When confusion is framed purely as an engagement problem, the underlying structure isn't examined. And when friction keeps popping up, employees often direct their frustration at the employer, even if the employer has made a genuine effort to communicate clearly. Over time, that disconnect can erode trust. The experience employees have doesn't always line up with what they thought their benefits would be like.
Supporting the system we actually have
If confusion arises from structural complexity, the response has to reflect that reality. Communication still plays an essential role, but it cannot anticipate every administrative detail that may arise later on.
Employers must also recognize that confusion often arises when employees are actively using their benefits.
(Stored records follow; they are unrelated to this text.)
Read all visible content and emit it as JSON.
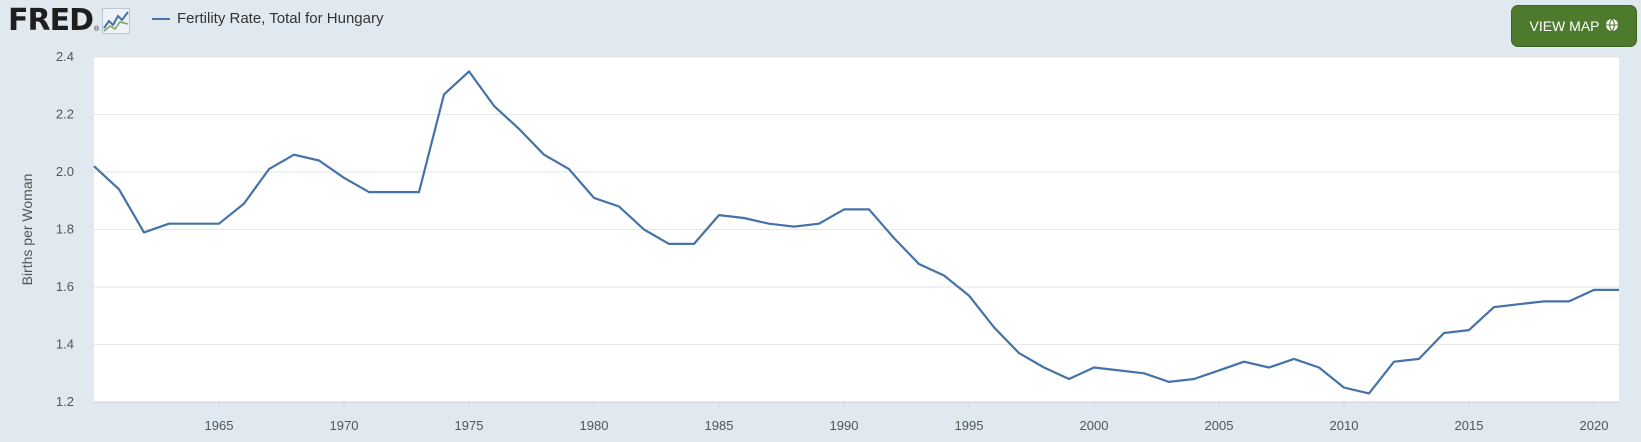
{
  "header": {
    "logo_text": "FRED",
    "logo_reg": "®",
    "view_map_label": "VIEW MAP"
  },
  "colors": {
    "series": "#4572a7",
    "button": "#4e7a2d",
    "background": "#e1e9f0",
    "plot": "#ffffff"
  },
  "icons": [
    "fred-sparkline-icon",
    "globe-icon"
  ],
  "chart_data": {
    "type": "line",
    "title": "",
    "xlabel": "",
    "ylabel": "Births per Woman",
    "grid": true,
    "legend_position": "top-left",
    "xlim": [
      1960,
      2021
    ],
    "ylim": [
      1.2,
      2.4
    ],
    "x_ticks": [
      1965,
      1970,
      1975,
      1980,
      1985,
      1990,
      1995,
      2000,
      2005,
      2010,
      2015,
      2020
    ],
    "y_ticks": [
      1.2,
      1.4,
      1.6,
      1.8,
      2.0,
      2.2,
      2.4
    ],
    "y_tick_labels": [
      "1.2",
      "1.4",
      "1.6",
      "1.8",
      "2.0",
      "2.2",
      "2.4"
    ],
    "series": [
      {
        "name": "Fertility Rate, Total for Hungary",
        "x": [
          1960,
          1961,
          1962,
          1963,
          1964,
          1965,
          1966,
          1967,
          1968,
          1969,
          1970,
          1971,
          1972,
          1973,
          1974,
          1975,
          1976,
          1977,
          1978,
          1979,
          1980,
          1981,
          1982,
          1983,
          1984,
          1985,
          1986,
          1987,
          1988,
          1989,
          1990,
          1991,
          1992,
          1993,
          1994,
          1995,
          1996,
          1997,
          1998,
          1999,
          2000,
          2001,
          2002,
          2003,
          2004,
          2005,
          2006,
          2007,
          2008,
          2009,
          2010,
          2011,
          2012,
          2013,
          2014,
          2015,
          2016,
          2017,
          2018,
          2019,
          2020,
          2021
        ],
        "values": [
          2.02,
          1.94,
          1.79,
          1.82,
          1.82,
          1.82,
          1.89,
          2.01,
          2.06,
          2.04,
          1.98,
          1.93,
          1.93,
          1.93,
          2.27,
          2.35,
          2.23,
          2.15,
          2.06,
          2.01,
          1.91,
          1.88,
          1.8,
          1.75,
          1.75,
          1.85,
          1.84,
          1.82,
          1.81,
          1.82,
          1.87,
          1.87,
          1.77,
          1.68,
          1.64,
          1.57,
          1.46,
          1.37,
          1.32,
          1.28,
          1.32,
          1.31,
          1.3,
          1.27,
          1.28,
          1.31,
          1.34,
          1.32,
          1.35,
          1.32,
          1.25,
          1.23,
          1.34,
          1.35,
          1.44,
          1.45,
          1.53,
          1.54,
          1.55,
          1.55,
          1.59,
          1.59
        ]
      }
    ]
  }
}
Instead of assuming that every scenario can be explained in advance, focus on ensuring employees can get clear answers when real situations arise.
That shift leads to more practical questions, such as:
- Where do employees most often get tripped up when they try to use their benefits?
- At what points do plan rules or processes create confusion that employees can't reasonably anticipate?
- How quickly can employees get clear answers when those questions surface?
Benefits have become complex, and some friction is inevitable. Understanding that complexity does not mean criticizing the system. It simply means acknowledging how it operates in practice in order to give employees the support they need to move through that complexity with clarity and confidence.